According to Beethoven
Everything that is called life should be sacrificed to the sublime and be a sanctuary of art.
According to Maynard Solomon, in Late Beethoven: music, thought, imagination (2003),
In the wake of personal disappointments and as the consciousness of his own mortality cast a lengthening shadow, Beethoven was acutely aware that he would not have sufficient time to complete his creative endeavors.
Thus, Beethoven had to decide how he was to spend his remaining time on earth, whether to try to fill the dwindling days with simple pleasures or to pursue his dedication to great artistic challenges, or even to raise the stakes in his creative exertions. Predictably, but not without scorching conflicts, he opted for art against life, and this answer is written large and repeatedly throughout his Tagebuch […]
Beethoven’s choices were designed to enhance his creativity and to provide favorable conditions within which it could flourish. He set in motion a process of stripping down to essentials, eliminating whatever he perceived to be superfluous and trivial, even renouncing the possibility of love and marriage and setting limits on his affectionate and social interactions. Knowing that the time remaining to him was sufficient for the working out of only a relative handful of his ideas, he steeled himself for the task ahead […]
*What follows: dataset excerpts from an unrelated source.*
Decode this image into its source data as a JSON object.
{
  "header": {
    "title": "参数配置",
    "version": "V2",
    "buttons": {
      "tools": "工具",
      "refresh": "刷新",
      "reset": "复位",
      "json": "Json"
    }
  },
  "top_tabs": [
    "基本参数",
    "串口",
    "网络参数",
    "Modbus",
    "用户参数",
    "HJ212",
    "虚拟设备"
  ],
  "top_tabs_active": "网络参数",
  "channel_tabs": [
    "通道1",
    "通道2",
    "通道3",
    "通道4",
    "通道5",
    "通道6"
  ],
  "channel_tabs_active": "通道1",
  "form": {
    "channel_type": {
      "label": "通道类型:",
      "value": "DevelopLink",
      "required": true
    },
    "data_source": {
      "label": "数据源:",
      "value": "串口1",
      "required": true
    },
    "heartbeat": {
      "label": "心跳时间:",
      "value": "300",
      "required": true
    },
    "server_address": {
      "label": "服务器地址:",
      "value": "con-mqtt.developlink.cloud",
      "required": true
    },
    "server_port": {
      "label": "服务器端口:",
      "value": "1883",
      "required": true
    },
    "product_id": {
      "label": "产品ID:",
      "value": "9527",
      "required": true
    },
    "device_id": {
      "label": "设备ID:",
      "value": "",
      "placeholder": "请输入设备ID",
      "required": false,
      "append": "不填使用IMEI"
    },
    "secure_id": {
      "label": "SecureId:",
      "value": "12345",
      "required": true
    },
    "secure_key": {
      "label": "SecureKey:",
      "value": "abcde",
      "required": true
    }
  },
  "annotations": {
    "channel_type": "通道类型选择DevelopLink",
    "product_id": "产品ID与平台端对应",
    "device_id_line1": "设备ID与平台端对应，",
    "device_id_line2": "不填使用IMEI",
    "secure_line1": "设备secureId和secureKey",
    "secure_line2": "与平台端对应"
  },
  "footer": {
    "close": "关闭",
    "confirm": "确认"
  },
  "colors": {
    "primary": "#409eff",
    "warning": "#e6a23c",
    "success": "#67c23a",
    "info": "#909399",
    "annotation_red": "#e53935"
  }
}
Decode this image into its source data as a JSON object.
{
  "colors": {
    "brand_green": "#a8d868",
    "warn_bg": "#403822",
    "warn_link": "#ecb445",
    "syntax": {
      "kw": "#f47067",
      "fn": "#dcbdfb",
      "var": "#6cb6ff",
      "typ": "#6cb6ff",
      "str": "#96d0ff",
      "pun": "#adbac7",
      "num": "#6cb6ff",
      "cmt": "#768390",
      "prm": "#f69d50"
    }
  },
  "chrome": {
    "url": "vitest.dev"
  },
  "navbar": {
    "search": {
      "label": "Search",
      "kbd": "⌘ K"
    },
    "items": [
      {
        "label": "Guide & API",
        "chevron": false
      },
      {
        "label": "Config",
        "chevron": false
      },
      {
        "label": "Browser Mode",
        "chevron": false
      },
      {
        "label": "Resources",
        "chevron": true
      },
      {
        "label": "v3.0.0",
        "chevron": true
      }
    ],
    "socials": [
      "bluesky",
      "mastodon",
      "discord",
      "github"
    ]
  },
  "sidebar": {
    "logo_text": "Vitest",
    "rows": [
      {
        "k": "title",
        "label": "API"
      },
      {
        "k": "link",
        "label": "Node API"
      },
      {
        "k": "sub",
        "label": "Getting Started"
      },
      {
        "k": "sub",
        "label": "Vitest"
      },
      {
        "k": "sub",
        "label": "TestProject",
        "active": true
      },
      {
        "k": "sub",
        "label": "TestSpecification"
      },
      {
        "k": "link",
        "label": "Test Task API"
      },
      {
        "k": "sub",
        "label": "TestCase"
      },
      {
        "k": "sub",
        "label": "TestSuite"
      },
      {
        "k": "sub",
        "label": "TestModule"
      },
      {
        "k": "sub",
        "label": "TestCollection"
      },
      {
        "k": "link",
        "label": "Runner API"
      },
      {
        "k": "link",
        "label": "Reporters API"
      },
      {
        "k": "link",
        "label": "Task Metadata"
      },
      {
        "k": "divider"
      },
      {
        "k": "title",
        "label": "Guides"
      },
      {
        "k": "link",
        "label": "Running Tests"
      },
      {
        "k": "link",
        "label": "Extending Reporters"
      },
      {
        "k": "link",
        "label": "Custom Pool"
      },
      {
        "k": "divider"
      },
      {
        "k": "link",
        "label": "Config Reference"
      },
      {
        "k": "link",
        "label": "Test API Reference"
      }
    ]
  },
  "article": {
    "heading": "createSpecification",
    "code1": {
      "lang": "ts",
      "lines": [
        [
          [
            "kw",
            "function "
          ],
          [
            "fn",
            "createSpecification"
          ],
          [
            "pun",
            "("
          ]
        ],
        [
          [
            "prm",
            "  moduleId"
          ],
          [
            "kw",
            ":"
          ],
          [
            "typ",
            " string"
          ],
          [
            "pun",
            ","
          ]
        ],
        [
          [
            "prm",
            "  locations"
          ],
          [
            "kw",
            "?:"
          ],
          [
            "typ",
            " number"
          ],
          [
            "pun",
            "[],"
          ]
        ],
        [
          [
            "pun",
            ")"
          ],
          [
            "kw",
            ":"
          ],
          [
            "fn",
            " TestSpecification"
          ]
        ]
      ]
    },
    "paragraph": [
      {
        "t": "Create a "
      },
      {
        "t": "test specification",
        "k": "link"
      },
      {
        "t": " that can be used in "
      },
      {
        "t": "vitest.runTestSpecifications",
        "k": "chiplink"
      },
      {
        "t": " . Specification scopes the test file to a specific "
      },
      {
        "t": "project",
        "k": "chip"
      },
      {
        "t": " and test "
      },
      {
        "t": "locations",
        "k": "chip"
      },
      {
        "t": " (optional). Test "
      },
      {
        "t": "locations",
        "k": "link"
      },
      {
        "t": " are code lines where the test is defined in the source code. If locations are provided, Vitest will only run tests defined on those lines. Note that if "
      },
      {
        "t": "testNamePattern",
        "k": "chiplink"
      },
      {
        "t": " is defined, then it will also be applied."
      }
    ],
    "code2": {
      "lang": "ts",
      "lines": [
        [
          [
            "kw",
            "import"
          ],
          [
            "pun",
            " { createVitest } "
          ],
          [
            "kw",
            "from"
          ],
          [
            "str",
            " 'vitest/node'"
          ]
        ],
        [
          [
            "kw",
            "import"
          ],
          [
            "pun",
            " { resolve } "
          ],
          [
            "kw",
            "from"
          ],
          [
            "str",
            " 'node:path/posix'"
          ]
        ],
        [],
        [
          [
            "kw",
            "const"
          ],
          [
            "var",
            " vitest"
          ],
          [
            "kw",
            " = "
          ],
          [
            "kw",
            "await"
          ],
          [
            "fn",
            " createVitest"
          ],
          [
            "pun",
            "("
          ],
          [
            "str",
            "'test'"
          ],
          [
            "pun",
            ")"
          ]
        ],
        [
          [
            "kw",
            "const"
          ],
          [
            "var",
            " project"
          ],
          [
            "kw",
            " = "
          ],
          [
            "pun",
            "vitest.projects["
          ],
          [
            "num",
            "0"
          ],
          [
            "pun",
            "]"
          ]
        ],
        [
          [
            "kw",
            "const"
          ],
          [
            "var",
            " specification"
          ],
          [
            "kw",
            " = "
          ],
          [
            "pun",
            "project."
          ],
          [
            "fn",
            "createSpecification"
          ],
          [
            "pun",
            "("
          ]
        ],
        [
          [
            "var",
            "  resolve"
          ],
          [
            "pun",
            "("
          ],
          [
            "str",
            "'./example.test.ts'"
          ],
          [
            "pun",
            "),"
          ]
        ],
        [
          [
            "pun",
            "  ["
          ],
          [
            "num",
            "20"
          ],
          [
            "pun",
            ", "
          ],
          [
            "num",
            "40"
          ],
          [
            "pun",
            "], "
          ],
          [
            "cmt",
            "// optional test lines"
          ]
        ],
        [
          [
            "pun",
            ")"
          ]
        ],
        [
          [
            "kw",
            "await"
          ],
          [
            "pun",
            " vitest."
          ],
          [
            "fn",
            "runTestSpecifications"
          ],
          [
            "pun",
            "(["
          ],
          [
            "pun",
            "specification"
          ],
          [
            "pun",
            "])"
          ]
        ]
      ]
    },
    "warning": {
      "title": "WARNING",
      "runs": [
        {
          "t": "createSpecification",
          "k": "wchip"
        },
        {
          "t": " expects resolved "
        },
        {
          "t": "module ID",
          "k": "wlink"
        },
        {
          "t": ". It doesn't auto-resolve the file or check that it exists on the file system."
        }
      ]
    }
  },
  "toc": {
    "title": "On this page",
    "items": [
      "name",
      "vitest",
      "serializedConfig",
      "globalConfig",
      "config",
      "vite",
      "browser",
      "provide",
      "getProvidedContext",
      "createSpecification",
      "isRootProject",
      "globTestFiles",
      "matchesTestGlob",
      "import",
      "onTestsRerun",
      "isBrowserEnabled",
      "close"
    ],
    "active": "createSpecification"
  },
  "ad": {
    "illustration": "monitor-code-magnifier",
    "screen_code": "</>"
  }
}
Contemplating the encroachments of time and mortality, Beethoven set his priorities, determined which compositions he would write, and eventually laid out an ambitious program. By 1817-18 at the latest, when he was writing the closing entries of his Tagebuch, he had settled on a series of compositions, works that constituted the components of a vast creative effort. (Indeed, with the exception of the late quartets, the great works of the last decade were all actually begun in 1817-18.)